11 thoughts on “How is it legal to run a bank that lends only to women?

  1. How is it legal for Grameen to say “No men need apply”? Clicking on your link it looks like the bank was founded in Bangladesh. Perhaps laws are different out there?

    • TS: The US branch of this bank is “a registered 501(c)(3) charity”. They file a Form 990, pay their CEO and CFO about $500,000 per year each. They make a profit of $18-30 million per year (not taxed because it is a “non-profit”).

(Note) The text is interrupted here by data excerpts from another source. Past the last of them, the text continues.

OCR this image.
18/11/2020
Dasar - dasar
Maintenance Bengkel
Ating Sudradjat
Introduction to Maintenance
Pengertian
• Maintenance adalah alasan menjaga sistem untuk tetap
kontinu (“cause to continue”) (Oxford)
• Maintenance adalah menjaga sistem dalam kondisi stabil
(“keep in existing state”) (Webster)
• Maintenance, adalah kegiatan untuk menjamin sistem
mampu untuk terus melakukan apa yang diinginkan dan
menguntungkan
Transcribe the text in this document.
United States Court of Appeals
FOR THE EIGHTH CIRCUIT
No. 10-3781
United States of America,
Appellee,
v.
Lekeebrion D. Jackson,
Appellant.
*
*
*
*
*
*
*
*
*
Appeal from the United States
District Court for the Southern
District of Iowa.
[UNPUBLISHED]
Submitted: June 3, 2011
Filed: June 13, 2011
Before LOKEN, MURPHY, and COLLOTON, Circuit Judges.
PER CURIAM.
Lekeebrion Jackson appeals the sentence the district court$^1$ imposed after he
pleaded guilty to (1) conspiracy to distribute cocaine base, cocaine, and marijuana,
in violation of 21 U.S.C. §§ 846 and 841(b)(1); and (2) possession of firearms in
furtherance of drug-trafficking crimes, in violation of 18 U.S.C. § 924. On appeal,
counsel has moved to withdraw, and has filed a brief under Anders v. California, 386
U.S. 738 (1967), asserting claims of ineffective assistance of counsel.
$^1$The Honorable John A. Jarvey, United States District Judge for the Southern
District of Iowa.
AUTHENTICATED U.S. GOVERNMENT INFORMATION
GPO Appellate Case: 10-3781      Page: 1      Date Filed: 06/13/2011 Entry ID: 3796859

Based on the Form 990 and the New York Secretary of State’s web site, it looks like they are a New York C corporation officially named “Grameen America, Inc.” but they also have some Delaware entities.

    • It’s “legal” only until it reaches the Supreme Court. Maybe some “men” could start a lawsuit for the right to pay 18% interest?

  2. If the bank does business in the US it is subject to US law regardless of where it is incorporated or whatever. Would be interesting to know the bank’s source of capital — the Wikipedia entry is unclear and seems to say that the bank raises capital by issuing debt, which is backed by the Government of Bangladesh. Seems odd that the impoverished country of Bangladesh would be subsidizing loans to these outstanding American women. Would be interesting to know the business ideas these outstanding woman have that enable them to borrow at 18% — at that rate, why not just use credit card debt? — and make a profit. Grameen originally was in microfinance, e.g. lending to impoverished farmers to buy fertilizer ahead of planting to be repaid at harvest time. Wonder how they got into lending to exceptional US women?

  3. You raise a good question. From DOJ’s website:

    The Equal Credit Opportunity Act [ECOA], 15 U.S.C. 1691 et seq. prohibits creditors from discriminating against credit applicants on the basis of race, color, religion, national origin, sex, marital status, age, because an applicant receives income from a public assistance program, or because an applicant has in good faith exercised any right under the Consumer Credit Protection Act.

    The Department of Justice may file a lawsuit under ECOA where there is a pattern or practice of discrimination. In cases involving discrimination in home mortgage loans or home improvement loans, the Department may file suit under both the Fair Housing Act and ECOA. Individuals who believe that they have been the victims of any unfair credit transaction involving residential property may file a complaint with the Department of Housing and Urban Development [HUD] or may file their own lawsuit.

  4. Grameen America’s FAQ page claims that it’s a “special purpose credit program,” for which Federal Reserve Regulation B, 12 CFR § 202.8(b)(2), allows that “all program participants may be required to share one or more common characteristics (for example, race, national origin, or sex),” if the program meets certain requirements.

    I’m not sure this regulation, at least as to race, would survive a challenge on equal protection grounds today.

  5. Wait, why does a bank solicit donations? Does it plan to lose money on its lending portfolio?